Grandma Asks To Be Paid To Watch Grandchild And Mom’s Feelings Are Hurt



When it comes to raising children, it's safe to say that every parent needs a little help at some point or another. Most parents don't stay home with their kids all day every day and typically require some type of care worker to look after them. This could either be a family member, a friend or a professional babysitting business.

Choosing to have a family member watch your children seems like an ideal situation until there is miscommunication. Everyone is entitled to be paid for what they do, although on the other hand, it seems that most families don’t see taking care of another person in their family as work. For this reason, one mom was shocked when her child’s grandmother asked to be paid for babysitting.

Part of what makes this a difficult situation is that the grandmother lives in the woman’s home and does not pay living costs. This is why the mom was surprised when her son’s grandma demanded to be paid. The other reason the woman didn’t want to pay her mom to watch her son is that it feels transactional and like the grandma doesn’t want to spend time with her grandson. The mother’s feelings were hurt by this and she said she would rather pay a daycare center instead.

This story is reminiscent of another that was posted on Reddit. It was written by a grandmother who expected to be paid $12 an hour to watch her grandson because she said she was missing out on time she could be working. The boy’s mom said she can only afford $10 an hour but this was not enough for the grandma.
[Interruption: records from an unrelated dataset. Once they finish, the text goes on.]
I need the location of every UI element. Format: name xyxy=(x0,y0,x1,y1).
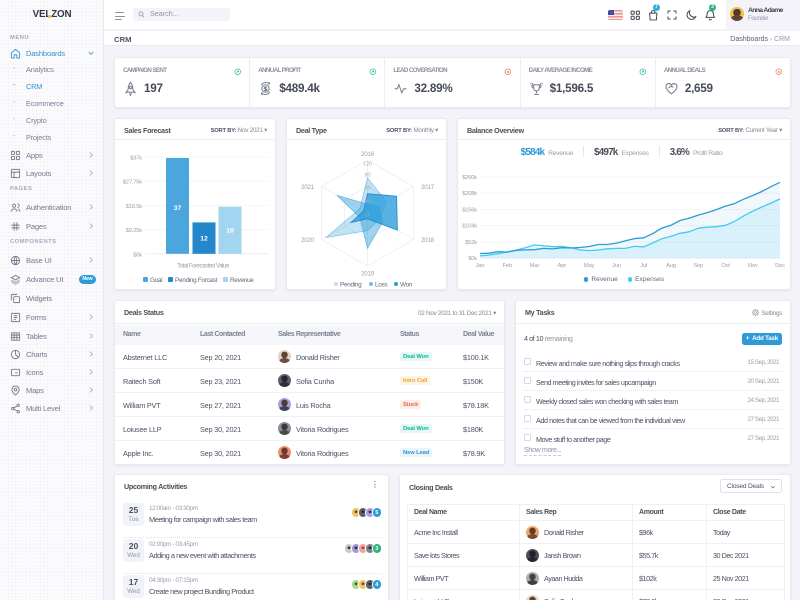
svg-text:$104k: $104k xyxy=(462,224,477,230)
svg-text:Won: Won xyxy=(400,282,413,289)
svg-text:Pending: Pending xyxy=(340,282,362,289)
svg-text:$208k: $208k xyxy=(462,191,477,197)
svg-text:60: 60 xyxy=(365,186,371,192)
svg-text:2020: 2020 xyxy=(301,237,315,244)
svg-text:37: 37 xyxy=(174,205,182,212)
svg-text:2021: 2021 xyxy=(301,184,315,191)
svg-text:Apr: Apr xyxy=(558,263,567,269)
svg-text:90: 90 xyxy=(365,173,371,179)
svg-text:0: 0 xyxy=(366,213,369,219)
svg-text:$0k: $0k xyxy=(133,252,142,258)
svg-text:Nov: Nov xyxy=(748,263,758,269)
svg-text:Total Forecasted Value: Total Forecasted Value xyxy=(177,263,230,270)
svg-text:May: May xyxy=(584,263,595,269)
svg-text:$156k: $156k xyxy=(462,208,477,214)
svg-text:$260k: $260k xyxy=(462,175,477,181)
svg-text:Pending Forcast: Pending Forcast xyxy=(175,277,218,284)
svg-text:Goal: Goal xyxy=(150,277,162,284)
svg-text:2018: 2018 xyxy=(421,237,435,244)
svg-text:12: 12 xyxy=(200,236,208,243)
svg-text:$0k: $0k xyxy=(468,256,477,262)
svg-text:Dec: Dec xyxy=(775,263,785,269)
svg-text:Aug: Aug xyxy=(666,263,676,269)
svg-text:Mar: Mar xyxy=(530,263,540,269)
svg-text:$27.75k: $27.75k xyxy=(123,180,143,186)
svg-text:18: 18 xyxy=(226,228,234,235)
svg-text:2016: 2016 xyxy=(361,151,375,158)
svg-text:Sep: Sep xyxy=(693,263,703,269)
svg-text:30: 30 xyxy=(365,199,371,205)
svg-text:2017: 2017 xyxy=(421,184,435,191)
svg-text:Jan: Jan xyxy=(476,263,485,269)
svg-text:$37k: $37k xyxy=(130,156,142,162)
svg-text:Jul: Jul xyxy=(640,263,647,269)
svg-text:$52k: $52k xyxy=(465,240,477,246)
svg-text:Revenue: Revenue xyxy=(230,277,254,284)
svg-text:Oct: Oct xyxy=(721,263,730,269)
svg-text:$18.5k: $18.5k xyxy=(126,204,143,210)
svg-text:Jun: Jun xyxy=(612,263,621,269)
svg-text:$9.25k: $9.25k xyxy=(126,228,143,234)
svg-text:120: 120 xyxy=(363,162,372,168)
svg-text:Loss: Loss xyxy=(375,282,387,289)
svg-text:2019: 2019 xyxy=(361,271,375,278)
svg-text:Feb: Feb xyxy=(503,263,512,269)
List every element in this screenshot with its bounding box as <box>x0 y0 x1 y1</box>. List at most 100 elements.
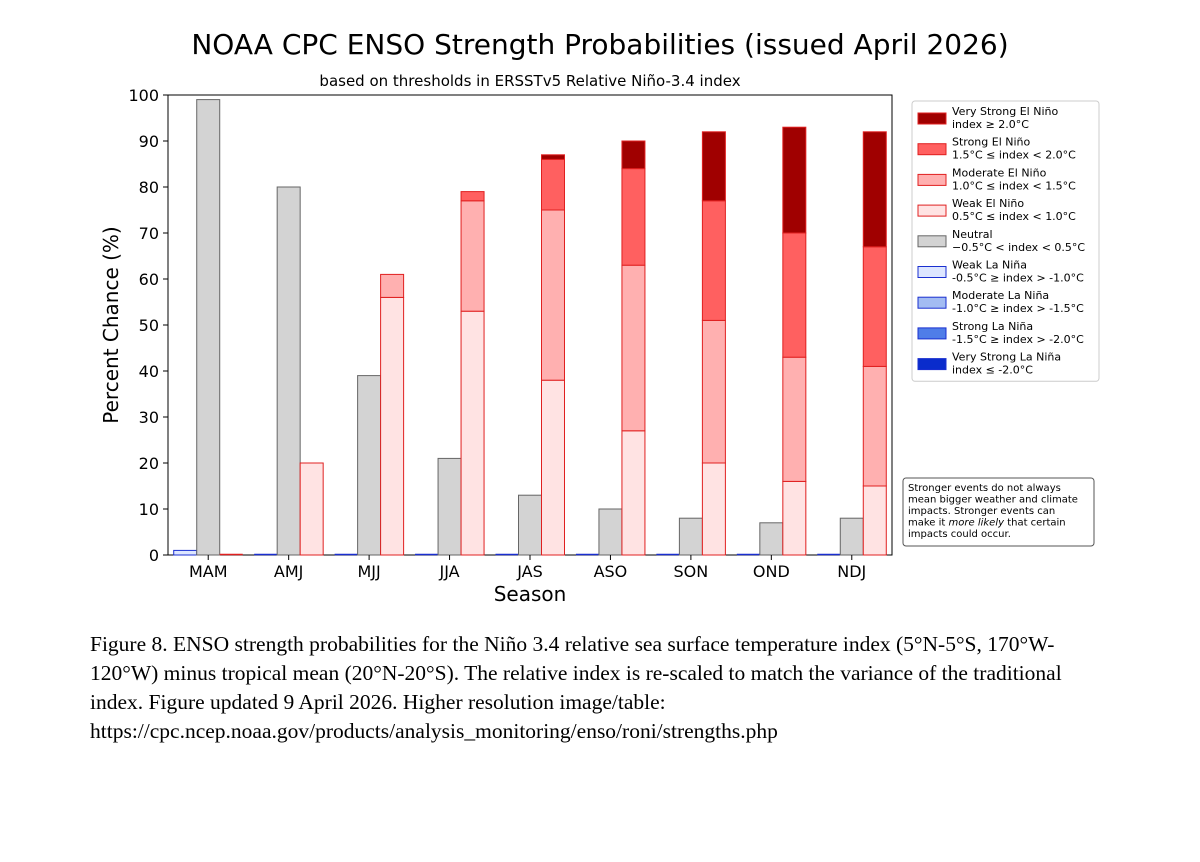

Read on to learn more about both of these stories and to see what others had to say about them.
In the Reddit post, the grandma, or original poster (OP), explained how her daughter works five days a week for about seven or eight hours a day. She needed someone to watch her son for two or three of those days, so she reached out to her mother.

"Of course, I am open to spending time with my grandson, but I explained to her that I would like a payment of $12/hour," OP said. "She understood my need for payment but then lowballed me with requesting $10/hour because she claims that she cannot afford it even with her $22/hour job."

She continued, "I'm not a daycare, I have my own life, I work for myself and I think she should understand that I'd be giving up my time when I work from home, and if I'm going to be giving up that time then I need money to replace that time I'm giving up from my job."

OP explained that she couldn't work and watch her grandchild at the same time, but her daughter reasoned that there were some nice benefits to watching the baby as opposed to spending that time working. OP said, "I love my grandson, but as I stated above, I'm not a daycare."

A Redditor believed that OP had actually asked for more money but edited her post to make herself look better. The user said, "YTA mostly for editing your post to say $12 instead of $15 to make it seem like you didn't ask your daughter for over two-thirds of her hourly wage…You're well within your right to be paid or say no but on moral grounds, you clearly don't care about her very much if that's the approach you took."
In the other story, the mom was the one sharing and in her situation, the grandma lives in her home without having to pay rent or other bills. The mom said:

“I have a 9-month-old son and for the past year, my mother has been living with me and my husband. She has helped us out a lot by looking after my son when both I and my husband are in a pinch. This has been great and much appreciated and at first, I thought she was happy to help out because she expressed how much she wanted a grandchild before my son was born.”

She added, “So we let her stay with us so she can spend more time with her grandchild. However, she has recently said she now wants to be paid for looking after my son and is upset that we haven’t paid her at all.”

Most of the commenters agreed that the grandma should pay rent if she doesn’t want to babysit for free. One person said, “Does she not pay you anything towards living costs? No contribution towards food, no rent (even a token amount), nothing for bills? If not then I think it's cheeky to ask for childcare payment as to me that would seem like her contribution to offset living with you.”

Another person offered some advice, saying, “Time for a frank conversation I think, not about money, but about everything before anyone’s feelings start to boil over. Focus on the good stuff you’re doing for each other and how it is all well-intentioned, no one ever meant to upset anyone but obviously, something has changed and it’s not working anymore.”

These stories are similar, but the differences in circumstances make taking sides not so cut and dry.